You should note that Claude Design is most likely a DPO->PPO->Actor-Critic bootstrap play: https://arxiv.org/abs/2305.18290 / https://en.wikipedia.org/wiki/Proximal_policy_optimization / https://spinningup.openai.com/en/latest/algorithms/sac.html
It's much harder to RL out design taste because it's not self-grounding, and human labelers have no real skin in the game, so this (having a human with a vested outcome in the process directing a model's work) is the best way to get LLMs better at design/"taste"/aesthetic judgment themselves. We were working on the same thing 7 months ago and then I realized that winning over designers to do this would be a huge uphill battle setting up an inevitable fall from grace later on.
What makes me most suspicious of Claude Design is that when you disconnect and reconnect later, it loses context and nags you that the product doesn't work like that. Bullshit. It's at best an anti-abuse/implementation detail (to keep you from launching 10 at once and coming back to them later) or product shortcoming that just so happens to be optimized for keeping you from continuing your design in better tools than theirs for the inevitable followups.
It's great for one shots and it makes sense when you're trying to build a vertical product development stack like Anthropic but I'm disappointed it feels more like a tool optimized for keeping you in their product than for what you're working on. If a company other than Anthropic had shipped this - it's not that hard to build a visual self-eval loop, just use Chrome Devtools Protocol to run headless chrome and take screenshots -> feed into a judge LLM for feedback -> continue - I don't think it would really have seen much adoption.

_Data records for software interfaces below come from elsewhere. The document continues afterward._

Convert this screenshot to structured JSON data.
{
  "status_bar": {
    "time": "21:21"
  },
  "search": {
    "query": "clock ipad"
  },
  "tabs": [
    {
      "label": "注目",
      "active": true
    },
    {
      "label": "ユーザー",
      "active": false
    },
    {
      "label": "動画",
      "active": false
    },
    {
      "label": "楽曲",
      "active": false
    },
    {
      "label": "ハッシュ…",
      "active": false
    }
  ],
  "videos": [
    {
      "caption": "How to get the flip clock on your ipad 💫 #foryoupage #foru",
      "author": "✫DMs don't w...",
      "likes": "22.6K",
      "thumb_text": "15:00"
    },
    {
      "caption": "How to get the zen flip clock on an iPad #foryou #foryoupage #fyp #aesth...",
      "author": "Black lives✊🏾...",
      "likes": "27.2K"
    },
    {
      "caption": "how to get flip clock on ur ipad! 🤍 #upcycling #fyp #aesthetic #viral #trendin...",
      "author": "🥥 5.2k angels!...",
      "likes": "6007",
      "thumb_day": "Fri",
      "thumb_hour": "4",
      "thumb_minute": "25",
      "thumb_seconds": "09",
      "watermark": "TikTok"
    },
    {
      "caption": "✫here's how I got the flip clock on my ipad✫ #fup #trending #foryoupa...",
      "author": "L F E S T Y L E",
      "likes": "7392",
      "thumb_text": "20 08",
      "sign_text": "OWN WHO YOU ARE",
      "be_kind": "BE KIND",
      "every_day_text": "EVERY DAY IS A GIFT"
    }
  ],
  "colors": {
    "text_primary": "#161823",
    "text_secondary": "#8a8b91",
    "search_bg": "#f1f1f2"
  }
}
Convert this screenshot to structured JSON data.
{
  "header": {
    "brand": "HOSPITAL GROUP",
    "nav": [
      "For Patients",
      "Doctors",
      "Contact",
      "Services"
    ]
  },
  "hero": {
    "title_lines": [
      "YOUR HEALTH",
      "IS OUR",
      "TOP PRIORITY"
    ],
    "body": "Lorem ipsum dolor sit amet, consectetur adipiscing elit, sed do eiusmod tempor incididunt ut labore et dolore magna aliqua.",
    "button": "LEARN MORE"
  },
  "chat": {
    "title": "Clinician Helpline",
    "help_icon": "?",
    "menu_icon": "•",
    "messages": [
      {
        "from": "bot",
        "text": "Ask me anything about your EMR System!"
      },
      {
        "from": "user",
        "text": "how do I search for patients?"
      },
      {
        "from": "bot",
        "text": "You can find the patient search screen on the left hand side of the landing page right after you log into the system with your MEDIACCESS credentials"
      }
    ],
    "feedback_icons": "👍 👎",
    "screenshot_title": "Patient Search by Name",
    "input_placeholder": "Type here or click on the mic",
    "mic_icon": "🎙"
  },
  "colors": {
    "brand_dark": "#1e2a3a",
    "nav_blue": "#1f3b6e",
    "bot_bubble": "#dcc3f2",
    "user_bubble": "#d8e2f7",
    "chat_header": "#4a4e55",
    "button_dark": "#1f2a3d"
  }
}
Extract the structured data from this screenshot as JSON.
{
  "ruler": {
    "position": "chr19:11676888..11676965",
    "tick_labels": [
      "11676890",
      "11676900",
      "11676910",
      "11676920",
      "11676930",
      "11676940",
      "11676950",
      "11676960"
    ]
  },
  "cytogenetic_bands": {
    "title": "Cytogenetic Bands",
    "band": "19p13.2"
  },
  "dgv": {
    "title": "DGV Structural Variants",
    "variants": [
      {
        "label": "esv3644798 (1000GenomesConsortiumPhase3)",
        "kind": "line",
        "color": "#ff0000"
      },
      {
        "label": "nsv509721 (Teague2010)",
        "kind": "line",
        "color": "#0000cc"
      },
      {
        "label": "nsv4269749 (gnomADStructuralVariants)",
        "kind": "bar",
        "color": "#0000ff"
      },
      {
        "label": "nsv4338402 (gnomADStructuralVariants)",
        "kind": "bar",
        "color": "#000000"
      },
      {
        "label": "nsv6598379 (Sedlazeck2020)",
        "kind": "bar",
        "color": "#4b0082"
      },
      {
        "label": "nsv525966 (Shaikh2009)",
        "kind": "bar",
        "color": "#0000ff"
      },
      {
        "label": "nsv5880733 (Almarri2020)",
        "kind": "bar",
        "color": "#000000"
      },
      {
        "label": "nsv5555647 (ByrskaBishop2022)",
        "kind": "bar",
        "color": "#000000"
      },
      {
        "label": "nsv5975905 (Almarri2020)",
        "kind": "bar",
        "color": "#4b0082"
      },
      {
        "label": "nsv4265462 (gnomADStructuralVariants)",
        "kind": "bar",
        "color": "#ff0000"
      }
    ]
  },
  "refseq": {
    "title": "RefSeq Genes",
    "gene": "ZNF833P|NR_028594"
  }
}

That said, AI trained on Actor-Critic with a tight human feedback loop definitely seems like the right approach to solving the problem, just not something I want to spend my time training for someone else unless I can do so with higher "entropy" ie high parallelism/optionality
Where does the article mention Claude Design? It seems to me the author is using LLMs as a tool for iteration, given he is a designer.
Also, you're mentioning a lot of unrelated tech. DPO, PPO, actor-critic, visual self-eval loops, Anthropic's "vertical product development stack" may be interesting, but they are mostly orthogonal. The article's point is simply that a designer can now turn design proposals into working prototypes faster than with Figma.
Also, you mention what seems to be a random product bug about disconnect and reconnect that doesn't have anything to do with this workflow. It seems to me that you're post-rationalising some insights that are not really there.
Good to think things through and in public, not discouraging it. I hope this reads as constructive.